Quem são os verdadeiros cidadãos?
Excerto de Hong Kong de Harold Ingrams
London, Her Majesty’s Stationery Office, 1952, pp 249-251
No entanto, não podemos procurar nestas comunidades cidadãos 100% de Hong Kong, nem os encontraremos entre os expatriados britânicos. Existem algumas famílias britânicas estabelecidas em Hong Kong, mas a Grã-Bretanha ainda é a sua casa. Como me disse um deles: “Deveríamos certamente lutar para manter Hong Kong, porque sentimos que nos pertence. É uma possessão britânica”. Mas não sentem que lhe pertencem. Clara e seguramente, dos portugueses e dos euro-asiáticos, surge a afirmação: “Somos os verdadeiros cidadãos de Hong Kong”.
Um membro destacado da comunidade portuguesa disse-me: “O nosso amor pelas coisas britânicas só é superado pela nossa veneração pelas coisas portuguesas”. Não é o Portugal de hoje que lhes desperta a afeição, mas sim o Portugal histórico, no qual estão enraizadas as suas próprias raízes. “Portugal é como um sonho agradável de uma época que já passou”, continuou o meu amigo. “O nosso único elo de ligação com ele é Macau”.
Até agora, vimos Macau como o pequeno povoado português onde os mercadores britânicos dos séculos XVIII e XIX tinham permissão para viver e ser enterrados, mas, para encontrar as raízes dos portugueses em Hong Kong, precisamos muitas vezes de recuar um ou dois séculos, até à era heróica de Portugal, um período sobre o qual Camões escreveu: “se houvesse mais do mundo, eles tê-lo-iam alcançado”. Não há necessidade de nos alongarmos sobre a tenacidade daqueles que navegaram sob o comando de Vasco da Gama e dos seus sucessores; foram eles que se estabeleceram e mantiveram Macau em termos precários.

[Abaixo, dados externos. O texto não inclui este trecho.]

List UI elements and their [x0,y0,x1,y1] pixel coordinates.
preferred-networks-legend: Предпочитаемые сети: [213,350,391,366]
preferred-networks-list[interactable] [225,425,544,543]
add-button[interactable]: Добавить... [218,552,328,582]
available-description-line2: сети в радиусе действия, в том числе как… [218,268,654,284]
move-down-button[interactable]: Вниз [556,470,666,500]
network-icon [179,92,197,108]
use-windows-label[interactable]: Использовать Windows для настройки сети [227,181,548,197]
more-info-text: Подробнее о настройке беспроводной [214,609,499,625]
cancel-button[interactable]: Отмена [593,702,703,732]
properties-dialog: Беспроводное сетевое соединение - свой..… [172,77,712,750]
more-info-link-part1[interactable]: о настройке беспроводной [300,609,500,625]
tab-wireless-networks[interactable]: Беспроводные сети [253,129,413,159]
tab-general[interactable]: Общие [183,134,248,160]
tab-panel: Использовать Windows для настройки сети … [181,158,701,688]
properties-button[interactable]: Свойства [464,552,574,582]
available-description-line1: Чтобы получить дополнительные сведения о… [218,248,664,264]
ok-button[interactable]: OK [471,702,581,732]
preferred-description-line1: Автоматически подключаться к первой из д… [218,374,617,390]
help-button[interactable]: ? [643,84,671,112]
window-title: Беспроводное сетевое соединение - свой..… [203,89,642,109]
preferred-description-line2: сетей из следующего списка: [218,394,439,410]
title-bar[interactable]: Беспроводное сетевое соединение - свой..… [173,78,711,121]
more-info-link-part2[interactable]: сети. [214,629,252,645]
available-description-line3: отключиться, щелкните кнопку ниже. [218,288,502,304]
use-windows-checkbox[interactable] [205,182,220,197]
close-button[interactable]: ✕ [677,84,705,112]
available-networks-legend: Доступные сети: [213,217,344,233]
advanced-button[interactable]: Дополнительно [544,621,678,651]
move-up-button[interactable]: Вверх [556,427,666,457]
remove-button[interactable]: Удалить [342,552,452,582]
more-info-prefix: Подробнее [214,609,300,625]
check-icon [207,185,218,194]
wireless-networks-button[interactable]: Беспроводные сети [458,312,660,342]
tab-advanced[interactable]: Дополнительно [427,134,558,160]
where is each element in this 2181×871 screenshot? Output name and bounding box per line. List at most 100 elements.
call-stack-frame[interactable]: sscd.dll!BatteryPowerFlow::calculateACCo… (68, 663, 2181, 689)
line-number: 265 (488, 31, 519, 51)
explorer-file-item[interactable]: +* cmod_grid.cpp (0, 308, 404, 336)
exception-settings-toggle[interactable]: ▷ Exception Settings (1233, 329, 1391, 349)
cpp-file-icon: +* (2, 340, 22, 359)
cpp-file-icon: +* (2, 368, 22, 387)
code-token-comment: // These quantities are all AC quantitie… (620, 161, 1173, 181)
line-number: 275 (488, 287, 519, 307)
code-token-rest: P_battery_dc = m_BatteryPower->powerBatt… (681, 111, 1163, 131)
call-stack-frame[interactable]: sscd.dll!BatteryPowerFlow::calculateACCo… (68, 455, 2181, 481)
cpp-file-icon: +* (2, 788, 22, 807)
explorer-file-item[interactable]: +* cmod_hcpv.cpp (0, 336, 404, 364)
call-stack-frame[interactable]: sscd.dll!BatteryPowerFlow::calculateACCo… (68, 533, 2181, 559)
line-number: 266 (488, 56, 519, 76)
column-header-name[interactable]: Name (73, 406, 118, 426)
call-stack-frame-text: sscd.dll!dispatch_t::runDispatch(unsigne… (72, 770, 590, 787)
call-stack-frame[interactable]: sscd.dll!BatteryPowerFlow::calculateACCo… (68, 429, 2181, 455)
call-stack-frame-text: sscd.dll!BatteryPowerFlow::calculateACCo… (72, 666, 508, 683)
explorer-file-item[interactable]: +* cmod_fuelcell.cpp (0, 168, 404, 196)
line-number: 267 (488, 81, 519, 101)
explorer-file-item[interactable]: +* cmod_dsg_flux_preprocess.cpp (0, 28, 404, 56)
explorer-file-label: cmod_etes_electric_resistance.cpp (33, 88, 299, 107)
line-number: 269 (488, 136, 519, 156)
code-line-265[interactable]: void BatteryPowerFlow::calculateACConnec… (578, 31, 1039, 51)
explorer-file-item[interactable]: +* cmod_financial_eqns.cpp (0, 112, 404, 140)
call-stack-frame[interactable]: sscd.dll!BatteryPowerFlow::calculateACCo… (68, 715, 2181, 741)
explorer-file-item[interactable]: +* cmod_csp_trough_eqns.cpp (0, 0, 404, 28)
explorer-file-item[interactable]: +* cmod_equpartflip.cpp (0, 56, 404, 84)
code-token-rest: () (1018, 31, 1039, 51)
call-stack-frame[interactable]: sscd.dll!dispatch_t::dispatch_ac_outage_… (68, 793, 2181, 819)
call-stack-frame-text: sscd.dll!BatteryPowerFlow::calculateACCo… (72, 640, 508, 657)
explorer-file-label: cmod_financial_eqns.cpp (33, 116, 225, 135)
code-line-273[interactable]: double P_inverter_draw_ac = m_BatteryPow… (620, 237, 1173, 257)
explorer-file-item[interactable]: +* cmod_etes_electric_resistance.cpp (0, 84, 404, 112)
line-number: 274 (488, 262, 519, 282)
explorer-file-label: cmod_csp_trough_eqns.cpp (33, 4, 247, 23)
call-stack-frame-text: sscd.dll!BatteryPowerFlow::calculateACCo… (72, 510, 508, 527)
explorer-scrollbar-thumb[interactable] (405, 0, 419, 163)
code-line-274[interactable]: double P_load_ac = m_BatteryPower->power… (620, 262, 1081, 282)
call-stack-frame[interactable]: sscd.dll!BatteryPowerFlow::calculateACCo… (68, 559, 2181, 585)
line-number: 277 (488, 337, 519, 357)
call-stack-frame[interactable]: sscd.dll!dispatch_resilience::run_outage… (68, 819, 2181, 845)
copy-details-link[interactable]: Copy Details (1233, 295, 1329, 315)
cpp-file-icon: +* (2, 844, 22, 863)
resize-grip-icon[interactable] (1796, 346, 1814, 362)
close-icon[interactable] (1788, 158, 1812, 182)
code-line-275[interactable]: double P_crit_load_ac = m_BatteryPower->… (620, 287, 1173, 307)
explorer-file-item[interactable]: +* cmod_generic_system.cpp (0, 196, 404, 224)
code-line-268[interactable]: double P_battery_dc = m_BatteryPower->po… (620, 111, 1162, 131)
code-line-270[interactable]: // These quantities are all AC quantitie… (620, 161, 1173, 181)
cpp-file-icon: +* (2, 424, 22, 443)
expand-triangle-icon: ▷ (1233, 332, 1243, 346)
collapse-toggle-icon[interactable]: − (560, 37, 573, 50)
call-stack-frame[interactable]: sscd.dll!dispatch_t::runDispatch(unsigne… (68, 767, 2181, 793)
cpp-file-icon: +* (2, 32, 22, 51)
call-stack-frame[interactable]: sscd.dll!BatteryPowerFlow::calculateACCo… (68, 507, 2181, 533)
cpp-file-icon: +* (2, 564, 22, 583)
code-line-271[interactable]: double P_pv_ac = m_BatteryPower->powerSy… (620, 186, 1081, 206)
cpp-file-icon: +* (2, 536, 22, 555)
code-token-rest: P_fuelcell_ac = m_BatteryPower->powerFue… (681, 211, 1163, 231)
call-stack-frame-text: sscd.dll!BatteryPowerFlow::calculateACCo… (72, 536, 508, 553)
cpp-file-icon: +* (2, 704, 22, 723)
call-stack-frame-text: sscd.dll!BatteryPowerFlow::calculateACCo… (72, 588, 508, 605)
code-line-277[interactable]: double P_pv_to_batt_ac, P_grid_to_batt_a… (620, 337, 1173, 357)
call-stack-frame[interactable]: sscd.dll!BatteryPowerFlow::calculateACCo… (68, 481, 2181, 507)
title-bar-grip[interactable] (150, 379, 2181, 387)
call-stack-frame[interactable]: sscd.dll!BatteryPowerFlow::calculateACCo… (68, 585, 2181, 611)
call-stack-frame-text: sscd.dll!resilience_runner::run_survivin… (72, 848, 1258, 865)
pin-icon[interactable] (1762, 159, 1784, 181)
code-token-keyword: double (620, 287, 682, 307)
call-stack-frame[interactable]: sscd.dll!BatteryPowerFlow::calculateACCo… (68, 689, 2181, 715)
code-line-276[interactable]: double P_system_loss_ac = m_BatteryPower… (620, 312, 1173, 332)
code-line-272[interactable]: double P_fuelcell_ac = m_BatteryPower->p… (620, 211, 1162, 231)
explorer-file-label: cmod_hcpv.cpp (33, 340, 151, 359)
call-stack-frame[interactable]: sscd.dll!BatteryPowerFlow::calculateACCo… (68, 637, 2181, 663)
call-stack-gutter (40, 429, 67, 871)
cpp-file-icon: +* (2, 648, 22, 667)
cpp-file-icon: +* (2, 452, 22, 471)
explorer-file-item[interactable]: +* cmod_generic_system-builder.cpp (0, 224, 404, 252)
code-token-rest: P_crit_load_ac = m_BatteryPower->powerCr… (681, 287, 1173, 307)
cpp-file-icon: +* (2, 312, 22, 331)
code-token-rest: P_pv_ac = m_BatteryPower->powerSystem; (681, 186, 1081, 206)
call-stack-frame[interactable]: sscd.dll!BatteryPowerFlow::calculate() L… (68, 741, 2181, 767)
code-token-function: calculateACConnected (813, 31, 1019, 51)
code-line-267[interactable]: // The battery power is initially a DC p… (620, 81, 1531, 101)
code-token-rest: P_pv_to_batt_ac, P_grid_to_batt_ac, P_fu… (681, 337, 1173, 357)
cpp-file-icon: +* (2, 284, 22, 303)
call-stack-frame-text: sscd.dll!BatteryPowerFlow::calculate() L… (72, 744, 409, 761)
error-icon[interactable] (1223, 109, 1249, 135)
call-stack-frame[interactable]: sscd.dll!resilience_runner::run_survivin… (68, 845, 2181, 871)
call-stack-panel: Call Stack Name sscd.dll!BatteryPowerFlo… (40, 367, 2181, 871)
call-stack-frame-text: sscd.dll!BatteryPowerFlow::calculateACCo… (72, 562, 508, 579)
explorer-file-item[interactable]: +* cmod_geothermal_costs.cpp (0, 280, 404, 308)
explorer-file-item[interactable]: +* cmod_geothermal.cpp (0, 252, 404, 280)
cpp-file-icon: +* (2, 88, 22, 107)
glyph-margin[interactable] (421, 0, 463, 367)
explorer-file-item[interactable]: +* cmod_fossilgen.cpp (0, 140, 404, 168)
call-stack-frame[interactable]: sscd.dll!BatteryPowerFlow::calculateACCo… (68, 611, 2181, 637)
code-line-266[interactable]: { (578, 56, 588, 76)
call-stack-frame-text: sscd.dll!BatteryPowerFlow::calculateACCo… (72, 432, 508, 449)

Este registo de uma família portuguesa não é de forma alguma único, e muitos portugueses podem ser encontrados em cargos de responsabilidade em Hong Kong, tais como médicos, advogados, comerciantes, escriturários e assim por diante. Com a chegada dos primeiros portugueses à colónia, veio, naturalmente, o catolicismo romano, e a história do crescimento do catolicismo em Hong Kong está amplamente ligada à história da comunidade portuguesa. À medida que a comunidade crescia, a necessidade de um centro social foi sentida e o Clube Lusitano teve as suas primeiras instalações em 1865. Há um ar de elegância, cultura e prosperidade vitoriana nos quadros coloridos do teatro e do salão de baile do antigo clube na Shelly Street, pendurados no novo edifício na Icehouse Street. O Clube conta com 450 membros e, durante a ocupação japonesa, foi um refúgio para a comunidade em geral, albergando nada menos que 383 pessoas em simultâneo. Pelos seus serviços, o Governo de Portugal conferiu-lhe a Ordem Militar de Cristo. O seu presidente, Dom Basto
, foi decapitado pelos japoneses como alegado líder de uma rede de espionagem. Durante a guerra, os portugueses encontravam-se em grande número nos Voluntários, na Reserva Policial, na A.R.P., na A.N.S. e noutras organizações, e vários deles deram a vida em defesa da Colónia. A comunidade conta com cerca de 3.000 pessoas, das quais 80% são súbditos britânicos. É importante que não ignoremos nem negligenciemos uma comunidade à qual o Império tanto deve. No entanto, pelo próprio facto da sua lealdade e pela identificação dos seus interesses com os nossos, são facilmente esquecidos no problema dos milhões de chineses.